Caricatures de Mahomet :Je ne crierai pas « Haro sur le baudet ! »

La presse européenne n’en peut plus de se sentir menacée par "l’affaire des caricatures de Mahomet". Le terme "liberté d’expression" n’a, semble-t-il, jamais été aussi employé en si peu de temps.

Tout le monde se sent menacé, jusqu’au buraliste du coin qui regarde de travers ses clients maghrébins habituels en se demandant si, finalement, ils ne seraient pas islamistes quelque part. La paranoïa gagne, ravivant les peurs de se faire attaquer et attisant le brasier des haines entre individus différents, vivant sous des latitudes différentes et dans des cultures différentes.

Alors oui, les caricatures représentant Mahomet en poseur de bombes sont une forme de provocation pour les musulmans, car elles dénigrent leur foi et les traditions associées à celle-ci, de manière gratuite et insultante.

Oui au fait qu’elles font partie du genre de dessins fort appréciés d’une frange de lecteurs à sensibilité d’extrême droite.

Oui, elles n’auraient probablement pas dû être publiées, car elles mettent gratuitement de l’huile sur le feu, le feu d’une islamophobie présente partout en Europe, à commencer par la France où même l’Etat français reconnaît que les musulmans n’ont pas de lieux de cultes décents en raison des blocages de toutes les mairies ou presque.

Oui, pas mal de pays d’Europe ont des composantes xénophobes et cette affaire les attise.

Oui, le débat européen est instrumentalisé à des fins mercantiles (voir l’affaire France-Soir) et sert le combat de ceux qui veulent que la laïcité se confonde avec l’athéisme, soit que la liberté devienne interdiction.

Oui aussi pour dire que les réactions des pays du Moyen-Orient sont totalement disproportionnées et frisent l’absurdité sans nom.

Oui pour dire que les morts dans les manifestations ou les ambassades saccagées sont des pratiques honteuses, hors sujet, ineptes.

Oui pour condamner les débordements violents et faire le point sur les dictatures présentes dans ces états.

Oui pour s’insurger contre les manipulations et les manifestations organisées.

Oui, aussi, pour aborder le problème des politiques occidentales au Moyen-Orient.

Non à la haine.

Non à la haine. Ni en Occident, ni en Orient.

Je ne me sens pas solidaire d’une bêtise journalistique faite au Danemark. Je ne me sens pas solidaire des gens qui ont fait ce genre de caricatures. Je ne sens pas la liberté de la presse attaquée.
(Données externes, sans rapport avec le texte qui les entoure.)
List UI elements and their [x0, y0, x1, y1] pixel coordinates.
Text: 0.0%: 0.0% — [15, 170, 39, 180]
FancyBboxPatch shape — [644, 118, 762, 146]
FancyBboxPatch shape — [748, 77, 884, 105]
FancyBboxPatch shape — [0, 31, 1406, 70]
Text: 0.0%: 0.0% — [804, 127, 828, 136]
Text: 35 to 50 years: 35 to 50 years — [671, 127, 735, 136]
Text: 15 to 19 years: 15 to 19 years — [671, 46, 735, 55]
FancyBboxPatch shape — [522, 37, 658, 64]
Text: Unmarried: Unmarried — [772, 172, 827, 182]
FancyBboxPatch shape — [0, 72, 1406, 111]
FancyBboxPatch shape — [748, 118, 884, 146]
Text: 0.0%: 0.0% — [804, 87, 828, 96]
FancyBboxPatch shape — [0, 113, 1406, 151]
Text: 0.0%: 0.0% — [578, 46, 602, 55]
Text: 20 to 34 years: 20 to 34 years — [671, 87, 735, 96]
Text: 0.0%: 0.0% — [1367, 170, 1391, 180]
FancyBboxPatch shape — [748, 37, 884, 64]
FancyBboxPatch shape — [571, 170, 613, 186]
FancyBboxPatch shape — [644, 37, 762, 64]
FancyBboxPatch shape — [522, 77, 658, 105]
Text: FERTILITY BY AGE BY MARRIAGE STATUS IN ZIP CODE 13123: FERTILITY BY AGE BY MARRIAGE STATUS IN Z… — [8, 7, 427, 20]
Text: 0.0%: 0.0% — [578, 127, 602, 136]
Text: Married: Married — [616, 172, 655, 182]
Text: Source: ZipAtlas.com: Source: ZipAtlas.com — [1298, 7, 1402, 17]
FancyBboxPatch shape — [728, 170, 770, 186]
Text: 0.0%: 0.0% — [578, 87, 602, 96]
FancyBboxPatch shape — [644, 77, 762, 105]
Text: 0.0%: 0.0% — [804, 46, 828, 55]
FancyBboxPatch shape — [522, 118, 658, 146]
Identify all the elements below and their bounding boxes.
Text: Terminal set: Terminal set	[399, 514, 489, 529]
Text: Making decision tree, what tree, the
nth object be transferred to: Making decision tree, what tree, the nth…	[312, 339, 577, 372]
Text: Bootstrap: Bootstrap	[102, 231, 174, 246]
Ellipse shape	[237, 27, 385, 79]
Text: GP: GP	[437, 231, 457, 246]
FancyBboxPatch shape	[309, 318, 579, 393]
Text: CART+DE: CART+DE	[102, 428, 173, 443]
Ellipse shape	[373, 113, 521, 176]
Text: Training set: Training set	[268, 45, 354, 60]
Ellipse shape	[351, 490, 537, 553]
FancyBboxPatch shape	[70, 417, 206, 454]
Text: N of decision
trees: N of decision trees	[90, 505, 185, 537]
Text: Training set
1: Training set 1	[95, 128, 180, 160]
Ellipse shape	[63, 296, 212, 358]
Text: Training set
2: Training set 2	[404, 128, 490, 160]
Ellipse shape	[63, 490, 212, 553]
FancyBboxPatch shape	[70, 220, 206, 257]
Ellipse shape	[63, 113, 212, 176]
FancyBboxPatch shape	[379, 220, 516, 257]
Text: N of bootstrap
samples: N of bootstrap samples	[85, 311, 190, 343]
Je ne me sens pas solidaire d’une forme de liberté d’expression qui insulte une partie de notre communauté nationale.

A l’inverse, je ne me sens pas solidaire des gens qui brisent ou tuent en prétextant cette affaire. Je ne me sens pas solidaire de certaines lectures absurdes du Coran. Je ne me sens pas solidaire des prétextes que trouvent les personnes belliqueuses pour agresser et tuer.
Je constate qu’une fois de plus, le pays des Lumières qu’est la France, berceau d’un vivier d’intellectuels concernés, ne vaut pas mieux que ceux qu’il attaque, que ce soit dans les méthodes utilisées ou dans la défense doctrinaire et absurde de principes appliqués de manière aveugle.

C’est pourquoi, je me sens bien seul dans cette affaire, seul dans cette démocratie où le moindre prétexte est utilisé pour un étripage collectif, ou pour dresser une partie des gens contre l’autre.

Messieurs les journalistes occidentaux, messieurs les intellectuels bien pensants, je ne crierai pas, comme vous, « Haro sur le baudet ».